The US-India Business Council hosts the event on November 6 and says the US corporate presence will mark "the largest business delegation to leave US shores in history".

It has high hopes Obama's visit and his speech to business leaders will spur trade between the United States and this potentially lucrative market of 1.2 billion people.

That ambition is accompanied by a lengthy list of tangible "deliverables" cementing ties between the two nations, including a mixture of strategic steps removing obstacles to future business and specific deals in the pipeline that US firms hope to seal.

Here are highlights of the council's wish list, which also provides a yardstick by which to measure the success of Obama's visit from the viewpoint of US business:

Deals
- Successful conclusion to Indian purchase of 10 Boeing C-17s military transport planes, worth around $4.5 billion.
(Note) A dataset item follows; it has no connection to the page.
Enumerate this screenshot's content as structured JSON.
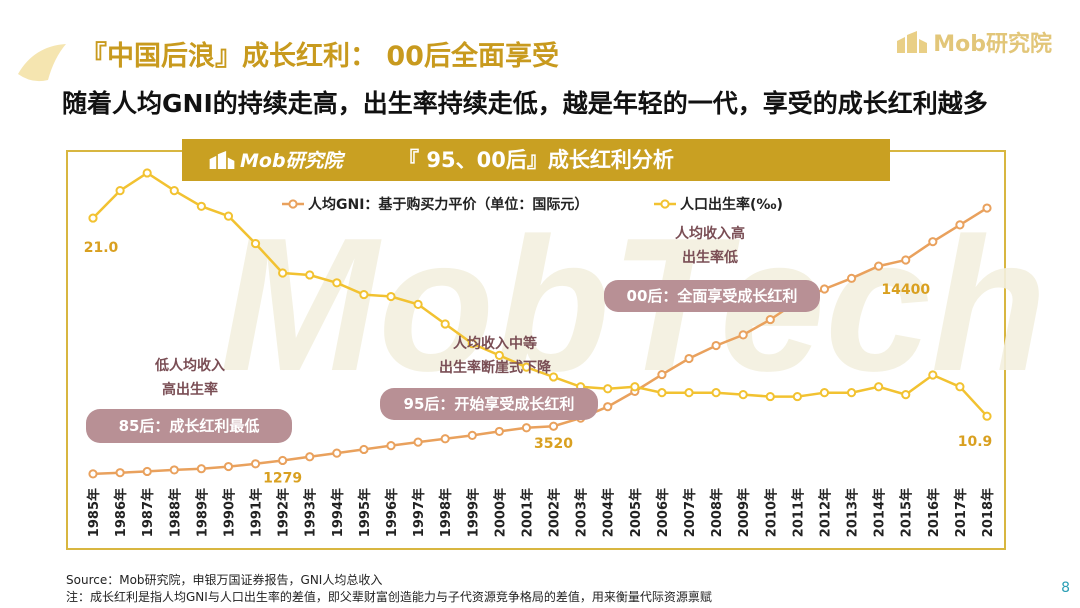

The sale awaits US congressional approval.

- Hopeful sale by Boeing in late October of 30 new 737 aircraft, worth $2.7 billion, to private Indian airlines.

- Sale by GE of fighter jet engines worth $800 million to the Indian air force, and a separate $500 million sale of heavy duty gas turbines to India's Reliance Energy Ltd.

- Caterpillar: A $50 million marine engine deal for the Indian Coast Guard.

- Building on Cummins' and Eaton Corp's progress in producing natural gas hybrid buses with Tata Motors for the Commonwealth Games that are now being used in the New Delhi transport system.

- Harley-Davidson: Plans a new plant in India to  assemble American made motorcycle kits. The iconic US motorcycle maker announced in January it would launch 12 models in India this year.

Agreements
- Loosening US export controls and dual-use licensing policies to foster high-tech and defense industry trade between the countries by elevating the bilateral relationship to one of a "true strategic partnership".

- US backing for Indian membership in global nuclear nonproliferation regimes. The council specifically named the Nuclear Suppliers Group, the Missile Technology Control Regime, the Australian Group, which aims to reduce the spread of chemical and biological weapons, and the Wassenaar Arrangement, a multinational effort to control the transfer of conventional arms and dual-use technology.